Il linguaggio quindi serve per descrivere un dato fenomeno, può servire per normalizzarlo o per renderlo meno astratto. Il linguaggio è cultura, educazione e massificare certi tipi di termini che definiscono la violenza contro le donne e i bambini, ha contribuito alla sua comprensione.
Chi si occupa di violenza di genere dovrebbe conoscere i paradigmi che stanno dietro ai vari significati, così da comprendere non solo i modelli comportamentali che racchiudono la sua genesi. Alcune indicazioni sono indispensabili per costruire un modello alternativo. Per esempio quando un giornalista si specializza in questo tipo di cronaca, una volta che impara i paradigmi che narrano le storie, riesce a descrivere i fatti senza contribuire a perpetuare la violenza e senza danneggiare psicologicamente la vittima; acquisisce tecniche, metodi e criteri, in una mescolanza inestricabile, che non solo fa assumere una corretta comunicazione del fenomeno ma consente di diffondere cultura per contrastarlo.
Un paradigma è una prospettiva o un quadro di riferimento per osservare il mondo sociale, ed è composto da una serie di concetti assunti, che se usato correttamente, può entrare nel circuito dei valori modificando agli altri la visione del mondo. Chi si occupa di comunicazione mediatica, di educazione e formazione, deve assumere un linguaggio che orienta. Nessuna visione di un certo fenomeno può essere trasformata e reinterpretata in assenza di credenze metodologiche e teoretiche incrociate tra loro che permetta la scelta, la valutazione critica di cosa comunicare, cosa omettere, come farlo e in quali momenti farlo.
Un linguaggio efficace deve anche essere in grado di descrivere l’esperienza vissuta dalle vittime. Utilizzare narrazioni personali, testimonianze e storie può rendere la violenza più tangibile e meno astratta. Termini come “ferite invisibili” possono descrivere il dolore psicologico della violenza domestica, mentre frasi evocative possono illustrare il trauma che si porta dentro. Utilizzare espressioni come “omicidio di genere” mette in evidenza il contesto culturale e sociale in cui avviene, mentre “violenza sistemica” richiama l’attenzione sulla necessità di riforme legislative e culturali.
Per la violenza psicologica e lo stalking, termini come “controllo coercitivo” e “violenza relazionale” offrono una comprensione più profonda e articolata. Allo stesso modo, nel contesto della violenza sui minori, l’espressione “abuso invisibile” può rendere palpabili le esperienze di bambini che subiscono violenza in modi sottili ma devastanti.
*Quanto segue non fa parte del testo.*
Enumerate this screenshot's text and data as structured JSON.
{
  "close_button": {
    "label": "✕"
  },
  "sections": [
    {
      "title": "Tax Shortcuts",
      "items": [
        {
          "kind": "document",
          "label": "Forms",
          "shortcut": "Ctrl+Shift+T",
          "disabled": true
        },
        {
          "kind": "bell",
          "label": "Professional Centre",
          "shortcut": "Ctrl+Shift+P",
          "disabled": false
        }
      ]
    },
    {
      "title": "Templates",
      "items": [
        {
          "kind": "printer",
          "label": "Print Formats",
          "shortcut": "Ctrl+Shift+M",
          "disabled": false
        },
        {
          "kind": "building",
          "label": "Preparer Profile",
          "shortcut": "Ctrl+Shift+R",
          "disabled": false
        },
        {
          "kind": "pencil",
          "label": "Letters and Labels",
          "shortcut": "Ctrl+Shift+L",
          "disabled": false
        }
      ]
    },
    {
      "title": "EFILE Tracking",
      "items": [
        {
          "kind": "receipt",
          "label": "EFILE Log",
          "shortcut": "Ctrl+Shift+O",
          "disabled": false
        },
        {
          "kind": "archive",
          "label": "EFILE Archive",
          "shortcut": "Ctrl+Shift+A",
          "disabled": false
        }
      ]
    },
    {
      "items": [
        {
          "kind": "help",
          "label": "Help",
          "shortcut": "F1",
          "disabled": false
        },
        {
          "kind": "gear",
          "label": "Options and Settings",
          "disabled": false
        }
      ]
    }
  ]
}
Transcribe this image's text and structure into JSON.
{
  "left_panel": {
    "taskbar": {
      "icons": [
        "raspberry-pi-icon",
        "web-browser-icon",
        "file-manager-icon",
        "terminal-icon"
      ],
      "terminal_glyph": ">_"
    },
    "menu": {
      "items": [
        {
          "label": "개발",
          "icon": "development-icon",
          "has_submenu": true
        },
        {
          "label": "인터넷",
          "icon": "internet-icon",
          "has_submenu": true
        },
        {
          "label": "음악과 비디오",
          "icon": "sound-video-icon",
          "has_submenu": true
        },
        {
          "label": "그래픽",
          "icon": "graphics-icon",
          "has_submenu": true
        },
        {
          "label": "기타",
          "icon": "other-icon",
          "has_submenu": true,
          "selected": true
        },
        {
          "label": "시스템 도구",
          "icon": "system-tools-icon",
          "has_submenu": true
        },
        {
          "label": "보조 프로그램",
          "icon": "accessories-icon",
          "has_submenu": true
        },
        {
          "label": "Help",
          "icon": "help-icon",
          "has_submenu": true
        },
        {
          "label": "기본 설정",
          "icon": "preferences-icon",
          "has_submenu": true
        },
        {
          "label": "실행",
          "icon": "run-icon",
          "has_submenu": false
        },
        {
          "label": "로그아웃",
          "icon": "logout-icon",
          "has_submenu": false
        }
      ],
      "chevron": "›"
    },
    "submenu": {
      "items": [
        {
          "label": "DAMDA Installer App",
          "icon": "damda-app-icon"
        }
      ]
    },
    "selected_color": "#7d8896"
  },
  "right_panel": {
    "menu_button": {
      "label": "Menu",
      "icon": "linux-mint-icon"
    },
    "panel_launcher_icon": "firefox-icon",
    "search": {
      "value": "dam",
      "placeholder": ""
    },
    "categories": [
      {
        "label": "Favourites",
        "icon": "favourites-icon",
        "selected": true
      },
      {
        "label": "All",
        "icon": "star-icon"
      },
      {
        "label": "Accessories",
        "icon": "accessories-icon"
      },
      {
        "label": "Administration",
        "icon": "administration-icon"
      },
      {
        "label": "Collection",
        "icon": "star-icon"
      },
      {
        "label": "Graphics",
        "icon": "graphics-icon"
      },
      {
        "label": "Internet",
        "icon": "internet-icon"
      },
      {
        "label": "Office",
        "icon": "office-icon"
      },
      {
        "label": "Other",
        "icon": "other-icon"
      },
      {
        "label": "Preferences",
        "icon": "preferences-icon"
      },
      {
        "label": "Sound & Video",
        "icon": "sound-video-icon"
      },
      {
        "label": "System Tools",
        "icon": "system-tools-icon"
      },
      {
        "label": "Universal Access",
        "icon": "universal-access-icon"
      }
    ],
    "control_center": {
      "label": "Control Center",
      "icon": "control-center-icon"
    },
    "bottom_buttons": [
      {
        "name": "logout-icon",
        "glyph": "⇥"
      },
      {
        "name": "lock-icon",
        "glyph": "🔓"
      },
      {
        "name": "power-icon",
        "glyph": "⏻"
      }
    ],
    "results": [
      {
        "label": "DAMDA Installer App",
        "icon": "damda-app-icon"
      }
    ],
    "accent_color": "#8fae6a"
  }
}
Il linguaggio è uno strumento potente nella lotta contro la violenza di genere e la poesia ha il merito di creare immagine per raccontare il mondo. La poesia sa come esplicitare le strutture già presenti, anticipare la percezione e descrivere l’esperienza; può consentire di percorrere quei passi fondamentali per sviluppare un linguaggio nuovo e consapevole. Questo non solo aiuta a sensibilizzare l’opinione pubblica, ma può anche promuovere un cambiamento culturale profondo, necessario per prevenire e combattere efficacemente la violenza di genere in tutte le sue forme.